Although my upcoming talk this week is on photography I’m using the platform to make some subtle points about disability. My neighbour used to be a keen mountaineer, only he got stuck up a mountain in a blizzard for 24 hours and lost all his fingers, both thumbs and part of his nose to frostbite and had to have his leg amputated as it was badly crushed. He is the poster child of someone who is disabled. I, OTOH, will look totally fit and well as I stand before my audience yet the ‘disabled’ guy runs 3 miles a night on his artificial leg and still goes mountaineering while I struggle some days to get dressed and only manage a shower once a week.
I asked if I could take a photo of my neighbour for my talk and he agreed. The resulting image was put on facebook and immediately I received comments on how brave and inspiring he is because of all he achieves despite the challenges his disability poses. I don’t disagree. Despite having no fingers and only one leg he runs a thriving upholstery business, has 4 children and has so far been on three holidays this year………while I lie in my bed skint and alone having not had a holiday since 1996 because I’m way too sick to travel.
I’ll never be called inspiring or brave. Not that I would want to be called brave simply for enduring the shitty hand I’ve been dealt and I know it also gets on disabled people’s nerves – it’s not like we’ve deliberately chosen our lives like someone chooses to run into a burning building – but the point remains that there is acknowledgement of overcoming adversity with disabilities which is absent when one is chronically, and more importantly untreatably, ill.
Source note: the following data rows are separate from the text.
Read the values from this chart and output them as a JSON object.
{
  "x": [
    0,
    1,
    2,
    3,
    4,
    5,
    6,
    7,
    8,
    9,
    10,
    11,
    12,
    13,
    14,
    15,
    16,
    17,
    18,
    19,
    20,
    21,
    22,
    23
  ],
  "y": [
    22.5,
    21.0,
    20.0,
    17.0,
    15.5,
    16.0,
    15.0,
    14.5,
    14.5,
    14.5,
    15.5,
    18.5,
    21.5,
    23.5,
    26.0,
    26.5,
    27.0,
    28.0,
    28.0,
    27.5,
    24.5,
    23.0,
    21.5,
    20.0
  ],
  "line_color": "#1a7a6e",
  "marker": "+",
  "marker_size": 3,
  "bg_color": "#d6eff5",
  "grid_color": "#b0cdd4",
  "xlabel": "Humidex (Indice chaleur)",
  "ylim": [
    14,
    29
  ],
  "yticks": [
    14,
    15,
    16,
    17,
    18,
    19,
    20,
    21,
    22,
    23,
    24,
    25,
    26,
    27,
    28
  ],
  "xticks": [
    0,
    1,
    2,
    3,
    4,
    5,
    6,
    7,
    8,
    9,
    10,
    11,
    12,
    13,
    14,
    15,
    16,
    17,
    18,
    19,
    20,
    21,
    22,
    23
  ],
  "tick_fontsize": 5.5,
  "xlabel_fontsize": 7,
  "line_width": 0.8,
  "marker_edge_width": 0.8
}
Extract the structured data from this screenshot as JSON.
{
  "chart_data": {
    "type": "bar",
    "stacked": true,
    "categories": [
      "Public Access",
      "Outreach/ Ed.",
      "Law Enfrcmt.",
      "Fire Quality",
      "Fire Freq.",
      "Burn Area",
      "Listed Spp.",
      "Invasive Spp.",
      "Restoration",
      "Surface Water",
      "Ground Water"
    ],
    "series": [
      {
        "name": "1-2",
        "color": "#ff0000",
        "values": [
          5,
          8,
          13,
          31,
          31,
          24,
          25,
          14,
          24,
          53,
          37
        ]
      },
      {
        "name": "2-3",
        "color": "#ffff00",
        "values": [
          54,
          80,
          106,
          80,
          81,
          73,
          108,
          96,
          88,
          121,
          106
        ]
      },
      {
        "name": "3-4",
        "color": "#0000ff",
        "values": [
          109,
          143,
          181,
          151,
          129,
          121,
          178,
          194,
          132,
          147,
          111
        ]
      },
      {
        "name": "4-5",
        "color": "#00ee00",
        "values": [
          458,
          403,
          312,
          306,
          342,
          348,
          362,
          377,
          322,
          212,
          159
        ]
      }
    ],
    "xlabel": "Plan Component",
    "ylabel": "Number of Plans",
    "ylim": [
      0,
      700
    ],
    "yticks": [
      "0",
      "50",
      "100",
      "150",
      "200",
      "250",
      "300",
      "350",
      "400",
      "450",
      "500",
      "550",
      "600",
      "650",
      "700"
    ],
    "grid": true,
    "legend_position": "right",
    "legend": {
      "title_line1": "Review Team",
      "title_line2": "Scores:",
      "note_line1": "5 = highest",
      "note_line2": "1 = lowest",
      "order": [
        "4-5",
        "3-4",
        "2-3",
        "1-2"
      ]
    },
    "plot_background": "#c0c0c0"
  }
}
It is, of course, a different kettle of fish when it comes to The Big C because cancer patients are routinely thought of as ‘brave’ and ‘inspiring’ and when they’re cured by modern medicine they are deemed to have ‘won the battle’, words which are all too often missing when describing the chronically ill.
If healthy people acknowledge me at all it’s as lazy, weird, anti-social, weak or a scrounger and the words “you poor thing” have actually been said to my face. The strength it takes to live a life of chronic illness is never acknowledged let alone applauded.
I may not have four children (who, btw, live full time with their mother) but I do have a dog and two elderly, sick parents to look after. I may not climb mountains but I create with my photography. I blog (nearly 1 million visitors!), I volunteer, I teach…………yet he is ‘brave’ and ‘inspiring’ while I am ‘weird’, ‘lazy’ and ‘a poor thing’. Why is that I wonder?